Маделин сказала: — Я отдала его фотографию в полицию Гайд-парка.
Она заходит слишком далеко. — Маделин! — предостерег он.
— Помолчите, Мозес, — сказал сержант. — Зачем вы это сделали, леди?
— Чтобы не околачивался возле дома. Пусть последят.
Герцог покачал головой, отчасти в укор самому себе. Сегодня он совершил ошибку в духе предыдущего этапа. Для нынешнего дня она нехарактерна. Но старый счет надо оплачивать. Когда ты пойдешь в ногу с самим собой!? — задал он себе вопрос. Когда настанет такой день?
— А он околачивался?
— Его не видели, но я абсолютно точно знаю, что околачивался. Он ревнив и вообще скандалист. У него ужасный характер.
— Однако жалобу по форме вы не подавали?
— Нет. Но, я полагаю, меня оградят от какого бы то ни было насилия?
Она резко это сказала, и Герцог видел, как, слушая, сержант по-новому глядел на нее, кажется, уясняя себе наконец весь ее сволочизм. Он взял со стола свои бен-франклиновские очечки с кругляшками-окулярами. — Никакого насилия не предвидится, леди.
Да, подумал Мозес, он начинает понимать, что к чему. — Я видел только одну пользу от этого револьвера: прижимать бумаги, — сказал он.

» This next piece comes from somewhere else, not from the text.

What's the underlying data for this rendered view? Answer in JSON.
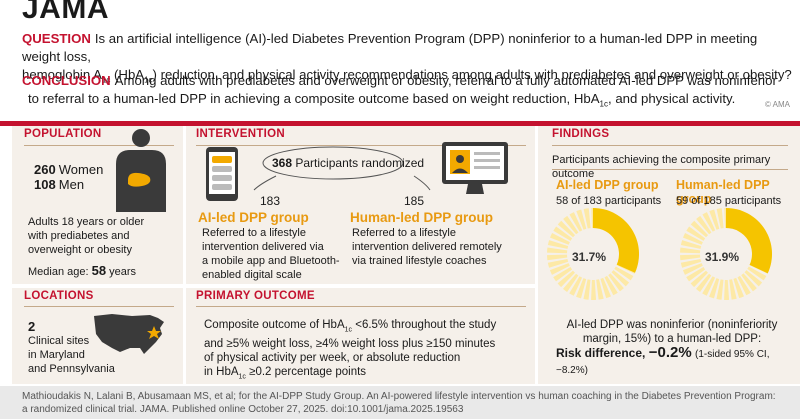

Ткнув пальцем в пули и прямо глядя ему в глаза, Маделин впервые обратилась к нему: — Одна предназначалась мне, да?
— Ты так считаешь? Откуда такие мысли, интересно? А кому предназначалась другая? — Он совершенно владел собой, голос был ровный. Он изо всех сил старался вытащить наружу затаившуюся Маделин — Маделин, какой он ее знал. Пока она не отрываясь смотрела на него, румянец сходил с лица и нос уже меньше дергался. Она вроде бы поняла, что должна следить за своим тиком и умерить ярость во взгляде. Все заметнее белело лицо, глаза сузились, застыли. Он был уверен, что правильно понимает их выражение. В них выражалось абсолютное желание его смерти. Это куда больше, чем заурядная ненависть. Это приговор к небытию, подумал он. Способен ли понять это сержант? — Так кому же, по-твоему, предназначался приснившийся тебе выстрел?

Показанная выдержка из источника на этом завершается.